La conclusion d’Eric Marchioni est sans appel : Les alkylcyclobutanones sont pro cancérogène c’est-à-dire qu’ils augmentent la dangerosité des cancers déjà présents.
Cette étude pourtant alarmante n’a malheureusement pas été suivie d’autres études, faute de financements européens ou nationaux.
Et pourtant on peut légitimement penser qu’appliquer le principe de précaution au moins dans notre assiette serait judicieux.
L’affaire des croquettes irradiées
L’exemple de la nourriture pour chats australienne est un cas d’école pour les anti irradiations :
Une épidémie de paralysie des pattes arrières chez des chats australiens a alerté une vétérinaire qui a découvert un dénominateur commun : leur nourriture.
Des croquettes pour chat, bio, et importées du Canada avaient été irradiées pour éviter la quarantaine. Mais la dose d’irradiation avait apparemment été dépassée et les conséquences sur les consommateurs félins ont été immédiates.
Par principe de précaution on n’irradie plus les aliments pour chats en Australie… mais on irradie toujours les aliments pour humains !
En France les contrôles sont rares et complexes. On peut déterminer si un aliment a été irradié, mais pas à quelle dose.
Comment éviter l’irradiation dans nos assiette
Comment savoir si ce que nous mangeons ou achetons a été irradié ? C’est loin d’être simple.
En France, on peut traiter par irradiation les aliments suivants :
Épices, aromates, crustacés, cuisses de grenouille, crevettes, légumes secs, ail oignons, herbes aromatiques surgelées, échalotes, farine, céréales, volaille, blanc d’oeuf, flocons et germes de céréales, gomme arabique, sang séché, plasma.
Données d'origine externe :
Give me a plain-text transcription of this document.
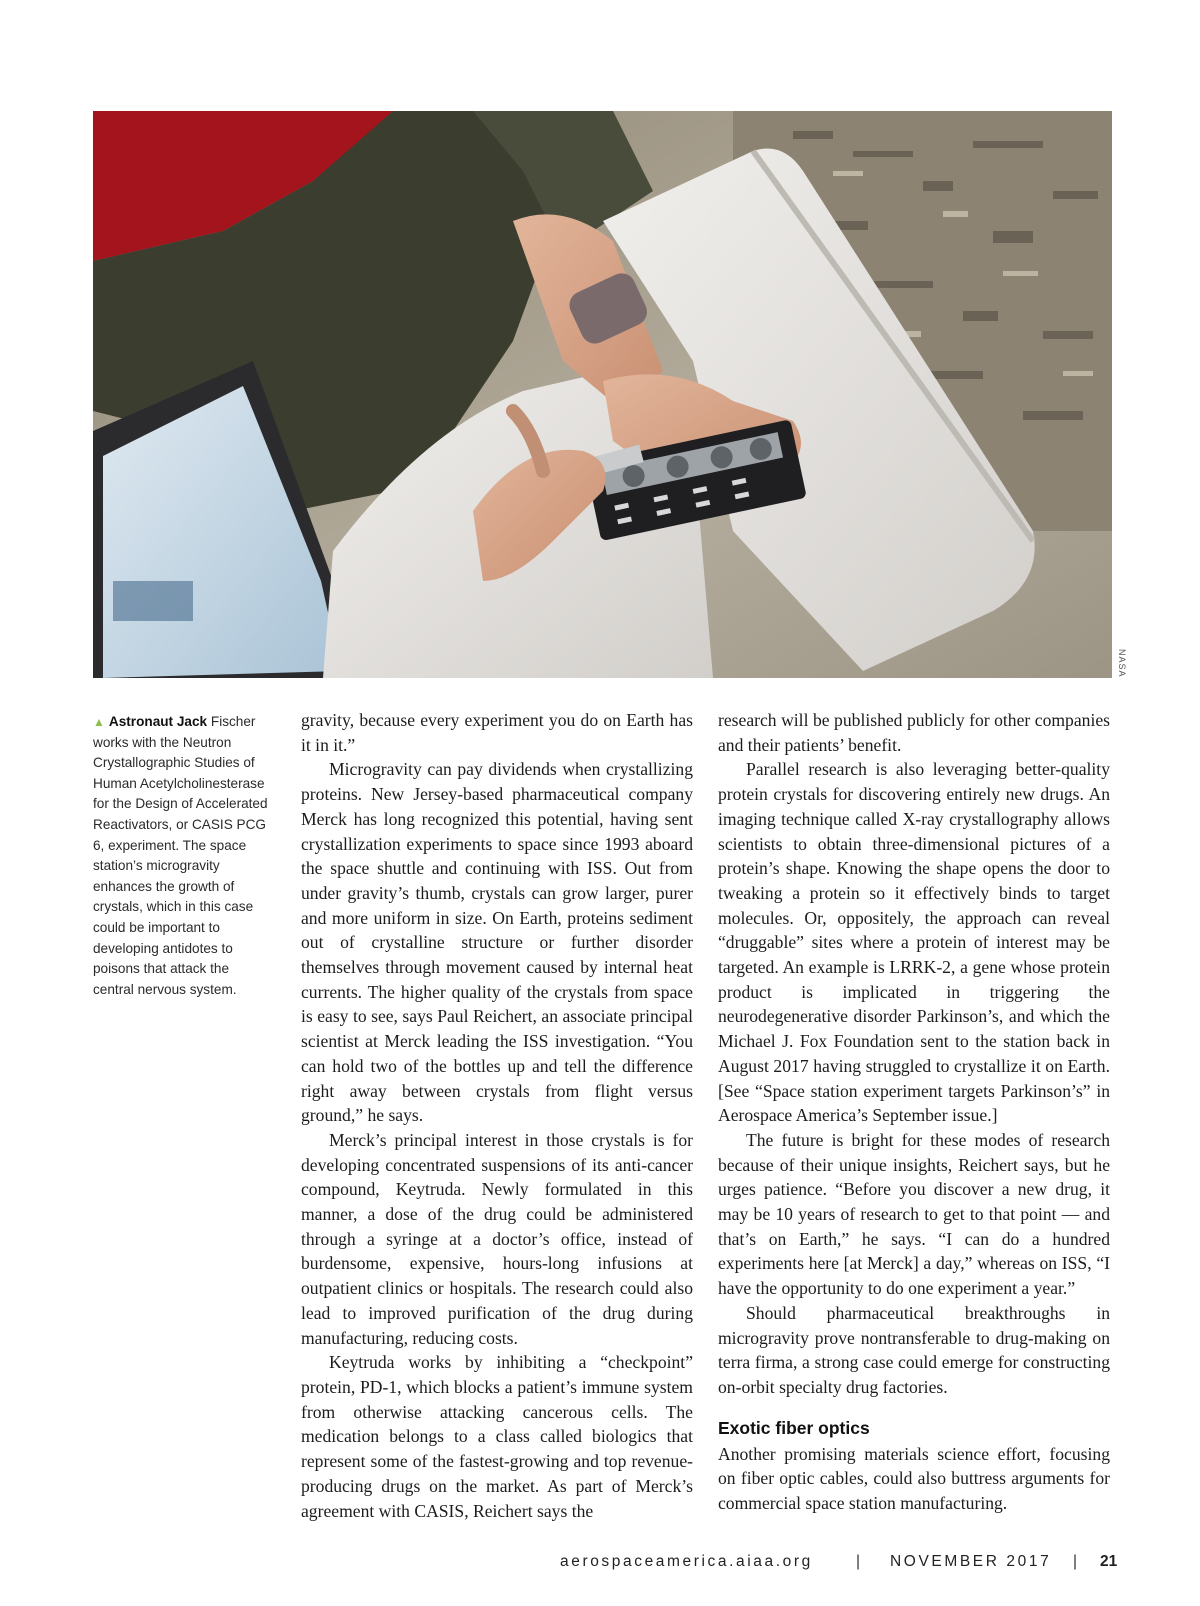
NASA
▲ Astronaut Jack Fischer works with the Neutron Crystallographic Studies of Human Acetylcholinesterase for the Design of Accelerated Reactivators, or CASIS PCG 6, experiment. The space station’s microgravity enhances the growth of crystals, which in this case could be important to developing antidotes to poisons that attack the central nervous system.

gravity, because every experiment you do on Earth has it in it.”

Microgravity can pay dividends when crystallizing proteins. New Jersey-based pharmaceutical company Merck has long recognized this potential, having sent crystallization experiments to space since 1993 aboard the space shuttle and continuing with ISS. Out from under gravity’s thumb, crystals can grow larger, purer and more uniform in size. On Earth, proteins sediment out of crystalline structure or further disorder themselves through movement caused by internal heat currents. The higher quality of the crystals from space is easy to see, says Paul Reichert, an associate principal scientist at Merck leading the ISS investigation. “You can hold two of the bottles up and tell the difference right away between crystals from flight versus ground,” he says.

Merck’s principal interest in those crystals is for developing concentrated suspensions of its anti-cancer compound, Keytruda. Newly formulated in this manner, a dose of the drug could be administered through a syringe at a doctor’s office, instead of burdensome, expensive, hours-long infusions at outpatient clinics or hospitals. The research could also lead to improved purification of the drug during manufacturing, reducing costs.

Keytruda works by inhibiting a “checkpoint” protein, PD-1, which blocks a patient’s immune system from otherwise attacking cancerous cells. The medication belongs to a class called biologics that represent some of the fastest-growing and top revenue-producing drugs on the market. As part of Merck’s agreement with CASIS, Reichert says the

research will be published publicly for other companies and their patients’ benefit.

Parallel research is also leveraging better-quality protein crystals for discovering entirely new drugs. An imaging technique called X-ray crystallography allows scientists to obtain three-dimensional pictures of a protein’s shape. Knowing the shape opens the door to tweaking a protein so it effectively binds to target molecules. Or, oppositely, the approach can reveal “druggable” sites where a protein of interest may be targeted. An example is LRRK-2, a gene whose protein product is implicated in triggering the neurodegenerative disorder Parkinson’s, and which the Michael J. Fox Foundation sent to the station back in August 2017 having struggled to crystallize it on Earth. [See “Space station experiment targets Parkinson’s” in Aerospace America’s September issue.]

The future is bright for these modes of research because of their unique insights, Reichert says, but he urges patience. “Before you discover a new drug, it may be 10 years of research to get to that point — and that’s on Earth,” he says. “I can do a hundred experiments here [at Merck] a day,” whereas on ISS, “I have the opportunity to do one experiment a year.”

Should pharmaceutical breakthroughs in microgravity prove nontransferable to drug-making on terra firma, a strong case could emerge for constructing on-orbit specialty drug factories.

Exotic fiber optics

Another promising materials science effort, focusing on fiber optic cables, could also buttress arguments for commercial space station manufacturing.

aerospaceamerica.aiaa.org	| NOVEMBER 2017 | 21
Difficile de connaître la quantité d’aliments traités par irradiation en 2017, car les chiffres manquent. Mais si on se base sur un rapport de l’anses de 2007 annonçant 1802 tonnes traitées en 2004, et plus de 3000 tonnes en 2006, le mouvement serait croissant.
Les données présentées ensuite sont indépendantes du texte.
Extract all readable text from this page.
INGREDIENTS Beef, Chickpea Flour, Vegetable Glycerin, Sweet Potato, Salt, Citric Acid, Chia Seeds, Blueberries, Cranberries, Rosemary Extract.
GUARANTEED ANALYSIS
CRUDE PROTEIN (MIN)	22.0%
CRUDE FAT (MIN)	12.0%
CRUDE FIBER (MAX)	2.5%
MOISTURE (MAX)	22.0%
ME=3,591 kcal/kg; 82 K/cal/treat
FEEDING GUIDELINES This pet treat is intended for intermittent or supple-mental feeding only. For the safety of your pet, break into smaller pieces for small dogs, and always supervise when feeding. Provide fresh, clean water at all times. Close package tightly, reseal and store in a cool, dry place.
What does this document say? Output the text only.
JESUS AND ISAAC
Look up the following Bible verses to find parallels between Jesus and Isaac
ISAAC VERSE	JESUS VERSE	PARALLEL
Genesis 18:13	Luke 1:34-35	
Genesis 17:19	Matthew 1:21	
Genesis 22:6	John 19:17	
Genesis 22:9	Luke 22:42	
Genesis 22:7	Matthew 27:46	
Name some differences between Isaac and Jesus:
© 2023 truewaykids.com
D’autre part la complexité du commerce international fait qu’il est difficile de savoir si un produit fabriqué à partir de matière première hors EU contient ou non des produits irradiés.
Pour des produits vendus directement au consommateur la mention « traité par rayonnement ionisant » ou « traité par irradiation » doit être visible.
En principe si des produits irradiés sont utilisés comme ingrédients, l’une des deux dénominations doit être mentionnée dans la liste des ingrédients.
Le terme pasteurisation à froid, en revanche n’est pas légal, bien qu’il se retrouve parfois sur des bouteilles de jus de fruits.
Il existe également un logo, mais son utilisation est facultative et son allure, bien inoffensive fait presque penser à un logo pour produits biologiques.
Il y a bien une solution pour être certain que vous ne mangez rien d’irradié : Acheter uniquement du bio français.
Le bio français interdit l’irradiation. Si vous achetez des aliments bio et made in France à partir de matières premières d’origine française, vous pouvez être tranquille. Pour le reste, le doute est toujours possible, en particulier avec le bio venu de l’extérieur de l’Union Européenne.
Si en revanche vous voulez tester la nourriture irradiée, achetez des épices non bio et des cuisses de grenouille surgelées en provenance d’Asie, c’est garanti 100% irradié ! Ce qui est probablement préférable sous peine de se retrouver avec d’étranges parasites exotiques dans le ventre (vous imaginez ce qui traine dans la chair d’une grenouille indonésienne).